I feel the anticipation of seeing nature in all her glorious, majestic, blazing autumnal colours in the coming days and weeks. All to celebrate the end of the year’s harvest, the warm, glowing colours clothe the world like a snuggly quilt laid down to help it ease into it’s winter slumber.

The colours also act as a memory to remind us in the cold, dark, bare days of winter the world will wake up once again.


The Old Barn Tea Rooms, Ponsticill

This photo of The Old Barn Tea Room is courtesy of TripAdvisor

Not all journeys involve a lot of travel. We often forget to visit or mention places of interest that are close to home. We think they’re ordinary, uninteresting, familiar, but to others they may be of great interest.

Today was one of those days where a short trip was taken, around 25 miles in total.

I needed some time with Liz to sort out details of our journeying around the Yorkshire Dales, so we decided to meet up for lunch and went to the Old Barn Tea Rooms at Ponsticill, Merthyr Tydfil.

The drive there was lovely, in bright, golden autumn sunshine along tree-lined country lanes once we left the main roads.
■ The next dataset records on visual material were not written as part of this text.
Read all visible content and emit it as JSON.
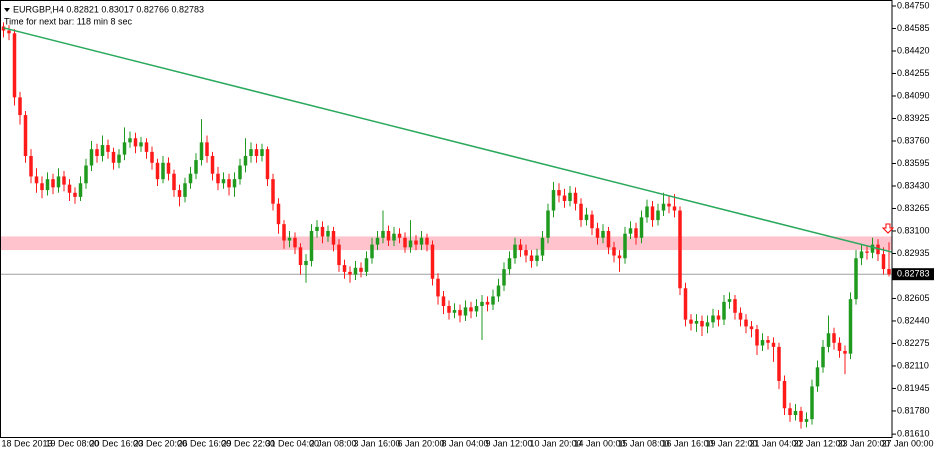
{
  "chart_data": {
    "type": "candlestick",
    "symbol_info": "EURGBP,H4 0.82821 0.83017 0.82766 0.82783",
    "timer": "Time for next bar: 118 min 8 sec",
    "bid": 0.82783,
    "up_color": "#1f9a1f",
    "down_color": "#ff1a1a",
    "zone": [
      0.8296,
      0.8306
    ],
    "zone_color": "#ffc0cb",
    "trendline": {
      "x": [
        0,
        163
      ],
      "y": [
        0.8459,
        0.8293
      ],
      "color": "#2aa85c"
    },
    "ylim": [
      0.81589,
      0.84794
    ],
    "yticks": [
      {
        "value": 0.8475,
        "label": "0.84750"
      },
      0.84585,
      {
        "value": 0.8442,
        "label": "0.84420"
      },
      0.84255,
      {
        "value": 0.8409,
        "label": "0.84090"
      },
      0.83925,
      {
        "value": 0.8376,
        "label": "0.83760"
      },
      0.83595,
      {
        "value": 0.8343,
        "label": "0.83430"
      },
      0.83265,
      {
        "value": 0.831,
        "label": "0.83100"
      },
      0.82935,
      0.82605,
      {
        "value": 0.8244,
        "label": "0.82440"
      },
      0.82275,
      {
        "value": 0.8211,
        "label": "0.82110"
      },
      0.81945,
      {
        "value": 0.8178,
        "label": "0.81780"
      },
      {
        "value": 0.8161,
        "label": "0.81610"
      }
    ],
    "categories": [
      "18 Dec 2013",
      null,
      null,
      null,
      null,
      null,
      null,
      null,
      "19 Dec 08:00",
      null,
      null,
      null,
      null,
      null,
      null,
      null,
      "20 Dec 16:00",
      null,
      null,
      null,
      null,
      null,
      null,
      null,
      "23 Dec 20:00",
      null,
      null,
      null,
      null,
      null,
      null,
      null,
      "26 Dec 16:00",
      null,
      null,
      null,
      null,
      null,
      null,
      null,
      "29 Dec 22:00",
      null,
      null,
      null,
      null,
      null,
      null,
      null,
      "31 Dec 04:00",
      null,
      null,
      null,
      null,
      null,
      null,
      null,
      "2 Jan 08:00",
      null,
      null,
      null,
      null,
      null,
      null,
      null,
      "3 Jan 16:00",
      null,
      null,
      null,
      null,
      null,
      null,
      null,
      "6 Jan 20:00",
      null,
      null,
      null,
      null,
      null,
      null,
      null,
      "8 Jan 04:00",
      null,
      null,
      null,
      null,
      null,
      null,
      null,
      "9 Jan 12:00",
      null,
      null,
      null,
      null,
      null,
      null,
      null,
      "10 Jan 20:00",
      null,
      null,
      null,
      null,
      null,
      null,
      null,
      "14 Jan 00:00",
      null,
      null,
      null,
      null,
      null,
      null,
      null,
      "15 Jan 08:00",
      null,
      null,
      null,
      null,
      null,
      null,
      null,
      "16 Jan 16:00",
      null,
      null,
      null,
      null,
      null,
      null,
      null,
      "19 Jan 22:00",
      null,
      null,
      null,
      null,
      null,
      null,
      null,
      "21 Jan 04:00",
      null,
      null,
      null,
      null,
      null,
      null,
      null,
      "22 Jan 12:00",
      null,
      null,
      null,
      null,
      null,
      null,
      null,
      "23 Jan 20:00",
      null,
      null,
      null,
      null,
      null,
      null,
      null,
      "27 Jan 00:00",
      null
    ],
    "open": [
      0.846,
      0.8457,
      0.8455,
      0.8408,
      0.8395,
      0.8365,
      0.835,
      0.8345,
      0.834,
      0.8348,
      0.8342,
      0.835,
      0.8344,
      0.8338,
      0.8335,
      0.8345,
      0.8358,
      0.837,
      0.8365,
      0.8373,
      0.8368,
      0.836,
      0.8366,
      0.8375,
      0.8378,
      0.8372,
      0.8375,
      0.8368,
      0.836,
      0.8348,
      0.836,
      0.8352,
      0.834,
      0.8335,
      0.8345,
      0.8352,
      0.8362,
      0.8375,
      0.8365,
      0.8352,
      0.8345,
      0.8348,
      0.8342,
      0.8348,
      0.8358,
      0.8365,
      0.837,
      0.8365,
      0.837,
      0.8348,
      0.833,
      0.8315,
      0.8303,
      0.8305,
      0.8298,
      0.8285,
      0.8288,
      0.831,
      0.8313,
      0.8306,
      0.831,
      0.83,
      0.8285,
      0.828,
      0.8278,
      0.8283,
      0.828,
      0.829,
      0.83,
      0.8305,
      0.831,
      0.8303,
      0.8308,
      0.8305,
      0.8298,
      0.8303,
      0.83,
      0.8305,
      0.83,
      0.8275,
      0.8262,
      0.8255,
      0.825,
      0.8252,
      0.8248,
      0.8254,
      0.8251,
      0.8255,
      0.8258,
      0.8256,
      0.8262,
      0.827,
      0.8282,
      0.829,
      0.83,
      0.8296,
      0.8292,
      0.8288,
      0.8292,
      0.8305,
      0.8325,
      0.834,
      0.8336,
      0.8332,
      0.8338,
      0.833,
      0.8318,
      0.8322,
      0.8312,
      0.8305,
      0.831,
      0.8298,
      0.8292,
      0.829,
      0.8308,
      0.8312,
      0.8305,
      0.832,
      0.8328,
      0.8318,
      0.8325,
      0.833,
      0.8328,
      0.8325,
      0.8268,
      0.8245,
      0.8242,
      0.8244,
      0.824,
      0.8243,
      0.8248,
      0.8245,
      0.8258,
      0.826,
      0.825,
      0.8245,
      0.824,
      0.8238,
      0.8226,
      0.823,
      0.8228,
      0.8225,
      0.82,
      0.818,
      0.8175,
      0.8178,
      0.817,
      0.8172,
      0.8196,
      0.821,
      0.8225,
      0.8235,
      0.8228,
      0.8222,
      0.822,
      0.826,
      0.829,
      0.8295,
      0.8294,
      0.83,
      0.8293,
      0.82821
    ],
    "high": [
      0.8463,
      0.8461,
      0.8458,
      0.8412,
      0.8398,
      0.837,
      0.8356,
      0.835,
      0.8353,
      0.8352,
      0.8356,
      0.8354,
      0.8348,
      0.8342,
      0.835,
      0.8363,
      0.8376,
      0.8374,
      0.838,
      0.8377,
      0.8371,
      0.837,
      0.8386,
      0.8383,
      0.8382,
      0.8379,
      0.8378,
      0.8372,
      0.8363,
      0.8365,
      0.8364,
      0.8355,
      0.8344,
      0.8349,
      0.8357,
      0.8367,
      0.8392,
      0.838,
      0.8368,
      0.8357,
      0.8353,
      0.8352,
      0.8353,
      0.8363,
      0.8378,
      0.8375,
      0.8374,
      0.8374,
      0.8372,
      0.8352,
      0.8334,
      0.8318,
      0.831,
      0.8309,
      0.8301,
      0.8293,
      0.8315,
      0.8318,
      0.8317,
      0.8314,
      0.8313,
      0.8304,
      0.8289,
      0.8284,
      0.8288,
      0.8287,
      0.8295,
      0.8305,
      0.831,
      0.8325,
      0.8314,
      0.8313,
      0.8312,
      0.8309,
      0.8318,
      0.8307,
      0.831,
      0.8308,
      0.8303,
      0.8279,
      0.8266,
      0.8259,
      0.8257,
      0.8256,
      0.8259,
      0.8258,
      0.826,
      0.8263,
      0.8262,
      0.8267,
      0.8275,
      0.8287,
      0.8295,
      0.8305,
      0.8304,
      0.83,
      0.8296,
      0.8297,
      0.831,
      0.833,
      0.8346,
      0.8345,
      0.8341,
      0.8343,
      0.8342,
      0.8334,
      0.8327,
      0.8325,
      0.8316,
      0.8315,
      0.8313,
      0.8302,
      0.8296,
      0.8313,
      0.8317,
      0.8316,
      0.8325,
      0.8333,
      0.8332,
      0.833,
      0.8338,
      0.8336,
      0.8337,
      0.8328,
      0.8272,
      0.8249,
      0.8249,
      0.8248,
      0.8248,
      0.8253,
      0.8252,
      0.8263,
      0.8265,
      0.8263,
      0.8254,
      0.8249,
      0.8244,
      0.8241,
      0.8235,
      0.8233,
      0.8232,
      0.8228,
      0.8204,
      0.8184,
      0.8183,
      0.8181,
      0.8177,
      0.8201,
      0.8215,
      0.823,
      0.8248,
      0.8239,
      0.8232,
      0.8226,
      0.8265,
      0.8296,
      0.83,
      0.8299,
      0.8305,
      0.8304,
      0.8298,
      0.83017
    ],
    "low": [
      0.8452,
      0.845,
      0.8402,
      0.8388,
      0.836,
      0.8345,
      0.8338,
      0.8334,
      0.8336,
      0.8337,
      0.8338,
      0.8339,
      0.8332,
      0.833,
      0.8332,
      0.8341,
      0.8354,
      0.836,
      0.8361,
      0.8363,
      0.8355,
      0.8356,
      0.8362,
      0.8371,
      0.8367,
      0.8368,
      0.8363,
      0.8355,
      0.8343,
      0.8345,
      0.8347,
      0.8335,
      0.8328,
      0.8331,
      0.8341,
      0.8348,
      0.8358,
      0.836,
      0.8347,
      0.834,
      0.8341,
      0.8336,
      0.8335,
      0.8344,
      0.8353,
      0.836,
      0.836,
      0.8361,
      0.8343,
      0.8325,
      0.8308,
      0.8297,
      0.8298,
      0.8293,
      0.8278,
      0.8272,
      0.8284,
      0.8305,
      0.8301,
      0.8302,
      0.8295,
      0.828,
      0.8275,
      0.8272,
      0.8274,
      0.8276,
      0.8277,
      0.8286,
      0.8296,
      0.8301,
      0.8299,
      0.8299,
      0.8301,
      0.8294,
      0.8294,
      0.8296,
      0.8296,
      0.8295,
      0.827,
      0.8256,
      0.8249,
      0.8245,
      0.8246,
      0.8243,
      0.8244,
      0.8246,
      0.8247,
      0.823,
      0.8251,
      0.8252,
      0.8258,
      0.8266,
      0.8278,
      0.8286,
      0.8291,
      0.8287,
      0.8283,
      0.8284,
      0.8288,
      0.8301,
      0.832,
      0.8331,
      0.8327,
      0.8328,
      0.8325,
      0.8313,
      0.8314,
      0.8307,
      0.83,
      0.8301,
      0.8293,
      0.8287,
      0.828,
      0.8286,
      0.8304,
      0.83,
      0.8301,
      0.8316,
      0.8313,
      0.8314,
      0.8321,
      0.8323,
      0.832,
      0.8263,
      0.824,
      0.8237,
      0.8236,
      0.8233,
      0.8235,
      0.8239,
      0.824,
      0.8241,
      0.8253,
      0.8245,
      0.824,
      0.8235,
      0.8232,
      0.8219,
      0.8222,
      0.8223,
      0.8214,
      0.8194,
      0.8175,
      0.817,
      0.8171,
      0.8165,
      0.8166,
      0.8168,
      0.8192,
      0.8206,
      0.8221,
      0.8223,
      0.8217,
      0.8205,
      0.8216,
      0.8256,
      0.8285,
      0.8289,
      0.829,
      0.8288,
      0.8278,
      0.82766
    ],
    "close": [
      0.8457,
      0.8455,
      0.8408,
      0.8395,
      0.8365,
      0.835,
      0.8345,
      0.834,
      0.8348,
      0.8342,
      0.835,
      0.8344,
      0.8338,
      0.8335,
      0.8345,
      0.8358,
      0.837,
      0.8365,
      0.8373,
      0.8368,
      0.836,
      0.8366,
      0.8375,
      0.8378,
      0.8372,
      0.8375,
      0.8368,
      0.836,
      0.8348,
      0.836,
      0.8352,
      0.834,
      0.8335,
      0.8345,
      0.8352,
      0.8362,
      0.8375,
      0.8365,
      0.8352,
      0.8345,
      0.8348,
      0.8342,
      0.8348,
      0.8358,
      0.8365,
      0.837,
      0.8365,
      0.837,
      0.8348,
      0.833,
      0.8315,
      0.8303,
      0.8305,
      0.8298,
      0.8285,
      0.8288,
      0.831,
      0.8313,
      0.8306,
      0.831,
      0.83,
      0.8285,
      0.828,
      0.8278,
      0.8283,
      0.828,
      0.829,
      0.83,
      0.8305,
      0.831,
      0.8303,
      0.8308,
      0.8305,
      0.8298,
      0.8303,
      0.83,
      0.8305,
      0.83,
      0.8275,
      0.8262,
      0.8255,
      0.825,
      0.8252,
      0.8248,
      0.8254,
      0.8251,
      0.8255,
      0.8258,
      0.8256,
      0.8262,
      0.827,
      0.8282,
      0.829,
      0.83,
      0.8296,
      0.8292,
      0.8288,
      0.8292,
      0.8305,
      0.8325,
      0.834,
      0.8336,
      0.8332,
      0.8338,
      0.833,
      0.8318,
      0.8322,
      0.8312,
      0.8305,
      0.831,
      0.8298,
      0.8292,
      0.829,
      0.8308,
      0.8312,
      0.8305,
      0.832,
      0.8328,
      0.8318,
      0.8325,
      0.833,
      0.8328,
      0.8325,
      0.8268,
      0.8245,
      0.8242,
      0.8244,
      0.824,
      0.8243,
      0.8248,
      0.8245,
      0.8258,
      0.826,
      0.825,
      0.8245,
      0.824,
      0.8238,
      0.8226,
      0.823,
      0.8228,
      0.8225,
      0.82,
      0.818,
      0.8175,
      0.8178,
      0.817,
      0.8172,
      0.8196,
      0.821,
      0.8225,
      0.8235,
      0.8228,
      0.8222,
      0.822,
      0.826,
      0.829,
      0.8295,
      0.8294,
      0.83,
      0.8293,
      0.82821,
      0.82783
    ]
  }
}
Part of the trip was along the edge of the huge Ponsticill Reservoir and we had tantalising glimpses of the water through the trees that lined the road.

A little earlier in our journey, we’d driven over the road that goes along the damn that holds back the water that forms the reservoir; I always feel a little nervy as my mind worries that the dam may fail with me in a car on it. There was a fab view of the water treatment works from this road, however; something that can fascinate a pair of retired science teachers!
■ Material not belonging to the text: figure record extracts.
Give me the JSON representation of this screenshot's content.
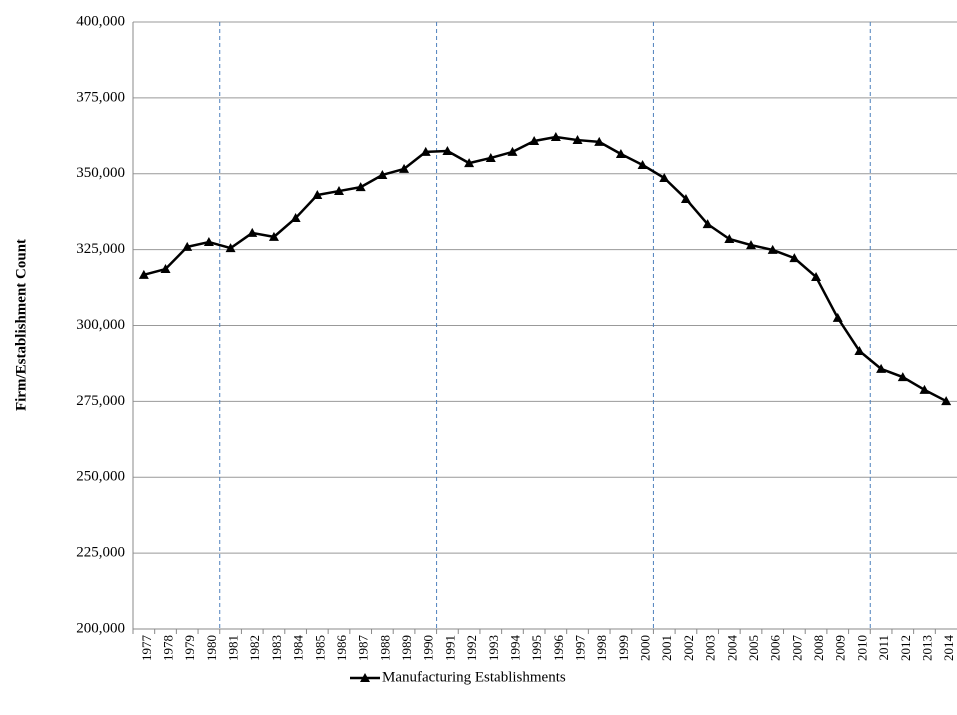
{
  "chart_data": {
    "type": "line",
    "y_label": "Firm/Establishment Count",
    "categories": [
      "1977",
      "1978",
      "1979",
      "1980",
      "1981",
      "1982",
      "1983",
      "1984",
      "1985",
      "1986",
      "1987",
      "1988",
      "1989",
      "1990",
      "1991",
      "1992",
      "1993",
      "1994",
      "1995",
      "1996",
      "1997",
      "1998",
      "1999",
      "2000",
      "2001",
      "2002",
      "2003",
      "2004",
      "2005",
      "2006",
      "2007",
      "2008",
      "2009",
      "2010",
      "2011",
      "2012",
      "2013",
      "2014"
    ],
    "series": [
      {
        "name": "Manufacturing Establishments",
        "color": "#000000",
        "values": [
          316700,
          318600,
          325900,
          327500,
          325500,
          330500,
          329200,
          335400,
          343000,
          344300,
          345600,
          349600,
          351600,
          357200,
          357500,
          353500,
          355200,
          357200,
          360800,
          362100,
          361100,
          360500,
          356500,
          352900,
          348600,
          341700,
          333400,
          328500,
          326500,
          324900,
          322200,
          316000,
          302500,
          291600,
          285700,
          283000,
          278800,
          275100
        ]
      }
    ],
    "ylim": [
      200000,
      400000
    ],
    "yticks": [
      {
        "value": 200000,
        "label": "200,000"
      },
      {
        "value": 225000,
        "label": "225,000"
      },
      {
        "value": 250000,
        "label": "250,000"
      },
      {
        "value": 275000,
        "label": "275,000"
      },
      {
        "value": 300000,
        "label": "300,000"
      },
      {
        "value": 325000,
        "label": "325,000"
      },
      {
        "value": 350000,
        "label": "350,000"
      },
      {
        "value": 375000,
        "label": "375,000"
      },
      {
        "value": 400000,
        "label": "400,000"
      }
    ],
    "grid": true,
    "legend": "bottom"
  }
}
The Old Barn Tea Room is, as the name says, in an old converted barn. The decor is simple and charming, in fitting with a tea room in the countryside

We were greeted as we entered the door and given a menu and asked to choose a table and someone would be over soon to take our order.

As a vegetarian I was heartened that there were some interesting choices for me. When our waitress came to take our order I inquired about the fresh, home-made soup and was told it was carrot and parsnip, so I plumped for that along with a hummus and roasted vegetable sandwich along with a pot of Assam tea.

Later on, I indulged in a slice of lemon cake, which was very light and had just enough lemony yummy-ness to make it totally delicious.

Liz went for their lighter afternoon tea and she had half a tuna sandwich, a plain scone with cream and jam and Welsh cake. She had a cafetiere of coffee.

There was a group of three men there, one of whom played the harmonica from time to time and the others sang softly. That was rather nice and atmospheric.

We were not rushed at all during our visit, which was great as I needed Liz to help me name the places I took photographs of as well as mentally retracing the tyre-tracks of our daily journeys around the Dales.

I even managed to do a little knitting as we finished off our second pot of tea or cafetiere.

It really was a lovely setting for a tea room, off the beaten track, set in the countryside and today it was nicely quiet.

My sat nav took us on a slightly different route back home. We had a fantastic view of the face of a quarry, the old limestone streaked with dark grey and flashes of white.

As we made our way back along the A470 we passed Trago Mills opposite the Cyfarthfa Retail Park. Liz said it was on her list to visit out of curiosity. I asked her if she wanted to pop in and had the time to. She said, ‘why not!’. So we did.

We both ended up with more knitting yarn and we had a wander around completely perplexed by it all. However, we can both say we’ve been there.

I will be making more posts about our Yorkshire trip, once I get it all sorted out in my head (and with the photo labeling and editing too).